HomePoliticsFDIC, Treasury and Fed officials testify before Senate panel

FDIC, Treasury and Fed officials testify before Senate panel

Signs explaining Federal Deposit Insurance Corporation (FDIC) and other banking policies on the counter of a bank in Westminster, Colorado November 3, 2009. 

Rick Wilking | Reuters

The nation’s top bank regulators will face tough questions for the first time Tuesday about how Silicon Valley Bank and Signature Bank collapsed practically overnight earlier this month.

Martin Gruenberg, chairman of the Federal Deposit Insurance Corporation, Michael Barr, vice chair for supervision at the Federal Reserve and Nellie Liang, undersecretary for domestic finance at the Treasury Department will all testify before the Senate Banking Committee at a hearing on the recent bank failures starting at 10 a.m.

The regulators will also defend the decisions they made in the hours after the collapse, particularly the unanimous vote to invoke the systemic risk exception to the FDIC’s deposit limit, according to their written testimony released ahead of the hearing.

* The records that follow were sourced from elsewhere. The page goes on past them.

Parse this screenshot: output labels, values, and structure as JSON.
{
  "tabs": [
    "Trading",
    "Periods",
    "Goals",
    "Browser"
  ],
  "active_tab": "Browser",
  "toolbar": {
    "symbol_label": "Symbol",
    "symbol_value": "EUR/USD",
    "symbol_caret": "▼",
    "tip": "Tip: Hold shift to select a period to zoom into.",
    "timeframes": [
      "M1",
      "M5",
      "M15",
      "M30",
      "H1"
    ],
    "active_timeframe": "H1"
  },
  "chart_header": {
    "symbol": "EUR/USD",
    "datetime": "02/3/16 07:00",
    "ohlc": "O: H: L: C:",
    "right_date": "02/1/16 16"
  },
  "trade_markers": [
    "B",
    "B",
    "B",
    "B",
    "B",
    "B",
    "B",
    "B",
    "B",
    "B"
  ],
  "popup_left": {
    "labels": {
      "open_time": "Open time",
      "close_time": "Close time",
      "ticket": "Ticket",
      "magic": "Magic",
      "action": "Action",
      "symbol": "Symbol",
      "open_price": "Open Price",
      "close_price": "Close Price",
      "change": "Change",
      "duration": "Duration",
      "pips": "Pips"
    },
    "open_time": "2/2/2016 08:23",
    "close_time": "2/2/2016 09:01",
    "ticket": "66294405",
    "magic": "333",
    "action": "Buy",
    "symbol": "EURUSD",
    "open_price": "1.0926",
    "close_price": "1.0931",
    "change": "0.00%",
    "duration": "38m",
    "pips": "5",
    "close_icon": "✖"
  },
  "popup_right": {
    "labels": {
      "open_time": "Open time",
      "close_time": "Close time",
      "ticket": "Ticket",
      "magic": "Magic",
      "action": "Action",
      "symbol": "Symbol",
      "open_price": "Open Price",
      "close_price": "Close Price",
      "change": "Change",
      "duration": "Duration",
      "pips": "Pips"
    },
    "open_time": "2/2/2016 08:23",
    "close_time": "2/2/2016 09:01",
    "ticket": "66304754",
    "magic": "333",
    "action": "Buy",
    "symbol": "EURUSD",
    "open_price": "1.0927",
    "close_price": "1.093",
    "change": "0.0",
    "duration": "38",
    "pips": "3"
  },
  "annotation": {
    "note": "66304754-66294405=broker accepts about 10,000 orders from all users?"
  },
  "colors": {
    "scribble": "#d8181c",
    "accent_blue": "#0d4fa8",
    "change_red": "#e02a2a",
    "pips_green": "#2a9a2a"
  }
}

This allowed the FDIC to guarantee hundreds of billions of dollars in uninsured deposits at the banks, money that might otherwise have been wiped out.

Both Republicans and Democrats on the 29-member panel questioned whether these deposit guarantees amounted to a government bailout for rich account holders.

But according to Barr, regulators were more afraid that if they did not backstop deposits, what started as a contained shock could explode into a full-blown financial crisis.

“The prospect of uninsured depositors not being able to access their funds could prompt depositors to question the overall safety” of all U.S. banks, he said in his prepared remarks.

While the witnesses Tuesday agree that plenty of blame lies with the banks’ executives, they also say the collapse of SVB and Signature exposed gaps in how regulators measure risk.

“One clear takeaway from recent events is that heavy reliance on uninsured deposits creates liquidity risks that are extremely difficult to manage,” the FDIC’s Gruenberg said in his written testimony. “Particularly in today’s environment where money can flow out of institutions with incredible speed in response to news amplified through social media channels.”